The Chinese aren’t the only ones making plans for moon bases and long-term lunar occupation. Last year, NASA announced its own plans for a moon base, which will serve not only as a base for future lunar studies but as a stopover for future space travelers on their way to Mars.
According to NASA.gov:
NASA is building a plan for Americans to orbit the Moon starting in 2023, and land astronauts on the surface no later than the late 2020s. This will be the first chance for the majority of people alive today to witness a Moon landing – a moment when, in awe and wonder, the world holds its breath. However, America will not stop there.

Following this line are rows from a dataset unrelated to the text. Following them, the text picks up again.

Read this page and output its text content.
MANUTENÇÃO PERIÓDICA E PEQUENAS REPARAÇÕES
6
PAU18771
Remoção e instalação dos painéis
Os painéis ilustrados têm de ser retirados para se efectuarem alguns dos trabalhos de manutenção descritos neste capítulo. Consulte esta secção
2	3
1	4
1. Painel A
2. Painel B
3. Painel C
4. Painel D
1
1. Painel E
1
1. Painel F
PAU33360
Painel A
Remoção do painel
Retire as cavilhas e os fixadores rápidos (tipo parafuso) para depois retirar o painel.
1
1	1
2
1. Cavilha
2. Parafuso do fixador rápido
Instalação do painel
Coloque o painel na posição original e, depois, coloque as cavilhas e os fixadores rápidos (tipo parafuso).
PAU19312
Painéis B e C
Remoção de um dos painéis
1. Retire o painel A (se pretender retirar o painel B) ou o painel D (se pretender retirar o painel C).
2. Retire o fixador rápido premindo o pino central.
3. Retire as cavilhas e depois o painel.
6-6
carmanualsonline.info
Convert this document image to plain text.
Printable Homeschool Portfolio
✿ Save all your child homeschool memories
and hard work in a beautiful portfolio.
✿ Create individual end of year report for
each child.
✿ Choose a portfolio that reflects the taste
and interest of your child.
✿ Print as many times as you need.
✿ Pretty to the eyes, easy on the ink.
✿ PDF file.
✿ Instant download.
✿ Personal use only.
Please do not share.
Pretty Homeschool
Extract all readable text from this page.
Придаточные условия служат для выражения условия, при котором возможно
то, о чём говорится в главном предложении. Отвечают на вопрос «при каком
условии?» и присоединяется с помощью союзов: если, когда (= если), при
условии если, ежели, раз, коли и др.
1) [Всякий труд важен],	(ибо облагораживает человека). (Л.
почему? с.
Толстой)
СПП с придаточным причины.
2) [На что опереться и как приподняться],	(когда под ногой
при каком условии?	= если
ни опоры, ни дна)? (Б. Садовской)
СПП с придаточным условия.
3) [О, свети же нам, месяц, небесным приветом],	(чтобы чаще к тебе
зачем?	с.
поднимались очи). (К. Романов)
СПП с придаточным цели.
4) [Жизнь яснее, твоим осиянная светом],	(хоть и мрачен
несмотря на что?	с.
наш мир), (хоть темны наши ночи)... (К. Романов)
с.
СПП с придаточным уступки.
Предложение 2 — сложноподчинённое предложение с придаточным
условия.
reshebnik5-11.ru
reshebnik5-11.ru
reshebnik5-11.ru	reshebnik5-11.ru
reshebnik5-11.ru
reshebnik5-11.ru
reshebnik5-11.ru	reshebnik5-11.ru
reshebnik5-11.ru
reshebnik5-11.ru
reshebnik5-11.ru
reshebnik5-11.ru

A key component of establishing the first permanent American presence and infrastructure on and around the Moon is the Gateway, a lunar orbiting platform to host astronauts farther from Earth than ever before.
On the Gateway, America and its partners will prepare to transit deep space, testing new technologies and systems as we build the infrastructure to support missions to the surface of the Moon and prepare for the epochal mission to Mars.
With both China and the U.S. expressing renewed aspirations for lunar bases, it seems we’re looking at more than just a new kind of 21st century “Space Age”: we’re in the midst of an all-new space race, too, and have been for a while, it seems (although the moon base idea isn’t really anything new, as these documents declassified in 2014 show).
“By the late 2020s,” NASA’s press release from Sept. 26, 2018 reports, “a lunar lander capable of transporting crews and cargo will begin trips to the surface of the Moon.”
“The sustainable, long-term lunar surface activities enabled by these efforts, in tandem with the Gateway, will expand and diversify over time, taking advantage of the Moon and near space for scientific exploration in the broadest sense.”
Broad indeed… and no longer just “to the moon and back.” Try, to the moon, and beyond!